It's International Women's Day, so women all over Timisoara are carrying flowers offered to them by the city's most chivalrous men. At the train ticket office today one older gentleman came down expressly to hand a flower to one of the young ticket salespeople. A college student bearing two roses for some lucky recipients at the Tequila Club just ran past the window of the cafe from which I am writing this. Ah, here come two more guys, one with five roses and the other with one rose.
Weather is sunny, with temperatures somewhere between cool and cold as spring jousts with winter for supremacy.
There are two types of travel stress. One is the "rush to the airport while worrying that you left your passport at the hotel" type. The other is the "I have been vegetating in the same smallish city for the past five days and I need to get outta here" variety.
Timisoara, and the country of Romania as a whole, have been wonderful, but after five days in this city--and over a month in this country--it's time to bid "La revedere" and head for new pastures. Tonight I go to Budapest. The trip by train will be a mere 5 hours; cost of a ticket was about $30. There's a time zone change, so I will be an hour closer to Cristina. :-)

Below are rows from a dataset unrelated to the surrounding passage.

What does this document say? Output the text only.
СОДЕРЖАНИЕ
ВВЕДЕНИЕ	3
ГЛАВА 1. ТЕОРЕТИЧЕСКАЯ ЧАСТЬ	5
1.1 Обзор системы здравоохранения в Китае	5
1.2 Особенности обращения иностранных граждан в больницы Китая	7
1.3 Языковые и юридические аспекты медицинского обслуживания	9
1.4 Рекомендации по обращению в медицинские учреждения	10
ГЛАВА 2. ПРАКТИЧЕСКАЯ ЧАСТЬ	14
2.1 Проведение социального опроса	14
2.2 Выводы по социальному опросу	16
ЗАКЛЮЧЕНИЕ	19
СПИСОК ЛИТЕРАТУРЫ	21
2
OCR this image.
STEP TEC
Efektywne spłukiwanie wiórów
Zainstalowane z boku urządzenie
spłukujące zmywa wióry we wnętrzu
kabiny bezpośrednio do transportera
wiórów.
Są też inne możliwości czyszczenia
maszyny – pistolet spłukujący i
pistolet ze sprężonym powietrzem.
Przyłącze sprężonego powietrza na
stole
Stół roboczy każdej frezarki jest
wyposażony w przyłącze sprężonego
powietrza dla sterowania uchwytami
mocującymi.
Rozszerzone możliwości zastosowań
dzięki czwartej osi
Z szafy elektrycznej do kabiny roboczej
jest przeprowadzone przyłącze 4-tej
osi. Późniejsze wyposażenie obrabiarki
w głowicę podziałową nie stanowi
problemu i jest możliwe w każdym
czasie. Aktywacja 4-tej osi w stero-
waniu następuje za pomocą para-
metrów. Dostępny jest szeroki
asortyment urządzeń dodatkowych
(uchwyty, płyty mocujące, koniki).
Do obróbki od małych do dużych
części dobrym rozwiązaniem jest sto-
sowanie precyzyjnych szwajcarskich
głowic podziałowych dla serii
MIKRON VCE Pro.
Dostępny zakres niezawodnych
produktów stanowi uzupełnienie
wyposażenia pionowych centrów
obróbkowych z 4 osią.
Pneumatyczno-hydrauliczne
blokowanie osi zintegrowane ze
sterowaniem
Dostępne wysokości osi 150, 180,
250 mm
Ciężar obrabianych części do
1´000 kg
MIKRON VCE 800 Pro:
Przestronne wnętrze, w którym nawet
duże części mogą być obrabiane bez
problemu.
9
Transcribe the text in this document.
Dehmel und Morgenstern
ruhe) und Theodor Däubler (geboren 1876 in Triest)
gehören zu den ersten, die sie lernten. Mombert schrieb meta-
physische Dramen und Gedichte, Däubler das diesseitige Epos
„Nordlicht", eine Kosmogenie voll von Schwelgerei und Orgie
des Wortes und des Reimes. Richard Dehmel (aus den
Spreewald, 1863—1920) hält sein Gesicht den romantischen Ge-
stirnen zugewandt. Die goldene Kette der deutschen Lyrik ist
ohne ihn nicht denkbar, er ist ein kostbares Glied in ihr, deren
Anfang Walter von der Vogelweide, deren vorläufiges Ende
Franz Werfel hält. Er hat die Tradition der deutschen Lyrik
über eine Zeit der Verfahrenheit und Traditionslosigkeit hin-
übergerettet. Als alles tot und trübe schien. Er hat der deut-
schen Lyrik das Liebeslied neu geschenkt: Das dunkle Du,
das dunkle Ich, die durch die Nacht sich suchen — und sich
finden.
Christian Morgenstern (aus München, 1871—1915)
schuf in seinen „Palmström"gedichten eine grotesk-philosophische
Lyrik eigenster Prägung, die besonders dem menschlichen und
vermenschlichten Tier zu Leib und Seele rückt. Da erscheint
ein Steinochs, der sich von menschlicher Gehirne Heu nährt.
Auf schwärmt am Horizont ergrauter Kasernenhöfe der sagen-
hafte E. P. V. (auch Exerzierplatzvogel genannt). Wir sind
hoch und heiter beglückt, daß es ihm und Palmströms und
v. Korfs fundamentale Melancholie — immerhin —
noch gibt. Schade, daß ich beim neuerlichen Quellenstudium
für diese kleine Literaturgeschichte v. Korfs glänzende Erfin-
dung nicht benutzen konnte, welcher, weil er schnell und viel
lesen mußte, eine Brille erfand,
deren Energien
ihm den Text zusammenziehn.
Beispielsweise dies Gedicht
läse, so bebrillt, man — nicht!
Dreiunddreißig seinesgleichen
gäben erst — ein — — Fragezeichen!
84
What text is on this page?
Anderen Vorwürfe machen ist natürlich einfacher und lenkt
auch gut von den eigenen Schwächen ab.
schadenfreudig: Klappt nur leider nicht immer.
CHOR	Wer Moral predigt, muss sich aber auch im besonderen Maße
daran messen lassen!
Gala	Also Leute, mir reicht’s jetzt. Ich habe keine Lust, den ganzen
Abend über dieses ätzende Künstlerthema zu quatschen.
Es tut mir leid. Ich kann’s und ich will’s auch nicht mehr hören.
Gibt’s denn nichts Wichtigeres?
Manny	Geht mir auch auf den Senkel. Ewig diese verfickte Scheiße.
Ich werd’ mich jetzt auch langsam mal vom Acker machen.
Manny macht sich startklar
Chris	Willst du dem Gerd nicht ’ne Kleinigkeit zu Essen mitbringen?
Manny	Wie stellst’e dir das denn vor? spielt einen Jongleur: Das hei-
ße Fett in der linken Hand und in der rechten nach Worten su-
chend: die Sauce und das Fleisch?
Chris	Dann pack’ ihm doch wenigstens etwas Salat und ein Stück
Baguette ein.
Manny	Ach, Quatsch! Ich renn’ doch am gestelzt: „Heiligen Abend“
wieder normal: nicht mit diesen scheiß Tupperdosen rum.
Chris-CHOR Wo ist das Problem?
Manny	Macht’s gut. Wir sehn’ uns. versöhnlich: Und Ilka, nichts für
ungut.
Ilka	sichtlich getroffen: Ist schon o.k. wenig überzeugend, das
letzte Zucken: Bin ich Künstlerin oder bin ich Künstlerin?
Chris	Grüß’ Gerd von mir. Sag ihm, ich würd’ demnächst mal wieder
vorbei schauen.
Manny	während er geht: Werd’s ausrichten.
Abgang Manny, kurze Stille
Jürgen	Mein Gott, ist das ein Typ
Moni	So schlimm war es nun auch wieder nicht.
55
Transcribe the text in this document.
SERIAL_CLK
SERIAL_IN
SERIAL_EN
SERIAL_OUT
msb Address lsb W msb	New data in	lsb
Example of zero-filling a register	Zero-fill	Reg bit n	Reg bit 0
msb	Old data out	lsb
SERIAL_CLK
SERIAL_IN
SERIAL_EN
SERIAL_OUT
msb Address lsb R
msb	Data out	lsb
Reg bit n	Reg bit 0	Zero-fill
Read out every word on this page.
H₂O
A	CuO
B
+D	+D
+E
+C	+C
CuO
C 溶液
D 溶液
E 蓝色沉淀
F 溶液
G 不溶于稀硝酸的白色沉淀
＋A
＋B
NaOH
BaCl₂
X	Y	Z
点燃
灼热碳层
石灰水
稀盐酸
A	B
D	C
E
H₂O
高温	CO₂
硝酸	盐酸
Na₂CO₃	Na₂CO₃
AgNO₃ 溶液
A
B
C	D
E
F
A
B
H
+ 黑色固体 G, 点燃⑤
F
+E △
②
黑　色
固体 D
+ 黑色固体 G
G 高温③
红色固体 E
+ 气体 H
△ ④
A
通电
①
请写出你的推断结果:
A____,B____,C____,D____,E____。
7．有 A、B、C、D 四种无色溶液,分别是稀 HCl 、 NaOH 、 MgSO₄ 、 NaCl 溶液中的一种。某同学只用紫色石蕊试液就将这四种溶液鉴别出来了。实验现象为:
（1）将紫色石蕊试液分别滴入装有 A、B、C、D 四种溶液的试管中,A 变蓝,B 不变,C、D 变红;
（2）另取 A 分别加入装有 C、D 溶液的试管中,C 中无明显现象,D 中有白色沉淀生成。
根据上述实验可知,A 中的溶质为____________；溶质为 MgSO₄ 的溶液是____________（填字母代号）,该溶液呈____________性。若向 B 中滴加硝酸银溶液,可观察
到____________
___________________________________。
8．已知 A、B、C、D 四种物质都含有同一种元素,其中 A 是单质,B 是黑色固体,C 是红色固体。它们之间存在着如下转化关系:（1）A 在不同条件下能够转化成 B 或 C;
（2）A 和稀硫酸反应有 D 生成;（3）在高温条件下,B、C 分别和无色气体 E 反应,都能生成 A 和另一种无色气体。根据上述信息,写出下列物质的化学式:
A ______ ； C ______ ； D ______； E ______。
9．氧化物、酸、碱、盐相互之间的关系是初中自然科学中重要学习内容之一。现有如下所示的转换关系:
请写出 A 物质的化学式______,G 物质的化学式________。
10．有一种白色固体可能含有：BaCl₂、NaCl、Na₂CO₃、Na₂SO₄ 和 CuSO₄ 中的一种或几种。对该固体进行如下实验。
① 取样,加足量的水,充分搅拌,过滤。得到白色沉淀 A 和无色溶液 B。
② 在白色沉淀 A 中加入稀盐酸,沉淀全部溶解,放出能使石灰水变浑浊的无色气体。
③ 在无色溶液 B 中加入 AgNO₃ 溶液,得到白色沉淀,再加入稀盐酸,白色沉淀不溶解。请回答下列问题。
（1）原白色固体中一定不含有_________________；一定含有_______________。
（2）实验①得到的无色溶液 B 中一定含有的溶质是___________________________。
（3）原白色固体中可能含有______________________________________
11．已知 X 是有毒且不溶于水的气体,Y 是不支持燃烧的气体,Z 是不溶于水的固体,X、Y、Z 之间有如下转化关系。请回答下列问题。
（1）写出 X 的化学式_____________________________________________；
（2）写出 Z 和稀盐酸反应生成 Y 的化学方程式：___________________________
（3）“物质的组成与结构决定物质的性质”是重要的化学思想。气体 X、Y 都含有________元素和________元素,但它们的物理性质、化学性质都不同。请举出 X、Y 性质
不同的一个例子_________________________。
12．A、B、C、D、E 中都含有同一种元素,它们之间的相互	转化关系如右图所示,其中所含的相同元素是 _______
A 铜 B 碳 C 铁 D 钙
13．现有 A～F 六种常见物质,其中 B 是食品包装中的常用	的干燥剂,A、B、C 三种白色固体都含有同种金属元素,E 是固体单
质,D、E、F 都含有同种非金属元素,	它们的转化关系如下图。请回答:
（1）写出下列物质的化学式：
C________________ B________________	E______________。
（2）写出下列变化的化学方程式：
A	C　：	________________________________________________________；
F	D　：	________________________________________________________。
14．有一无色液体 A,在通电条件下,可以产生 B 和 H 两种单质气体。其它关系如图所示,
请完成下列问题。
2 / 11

Last activities here are to enjoy a small lunch, drink a final beer (or two) at my favorite little wi-fi enabled cafe, head to the Gara de Nord, mail a package (hopefully) from the post office there (said to be the only one in the city that handles international mailings), and then await my train.
Travel days are always strange; counting down the minutes I have left in the city I am about to leave while contemplating a city I have never seen before leaves me feeling lost between places. It will be a pleasure to wake up in a Budapest hostel tomorrow morning with my attention undivided.
I'm feeling sentimental, but I look forward to visiting some new (to me) countries in the coming weeks. These will likely include Croatia and certainly Serbia, where I am meeting up with a talented band I will be writing an article about, along the same vein as the Gorchitza piece that ran in the Kyiv Post.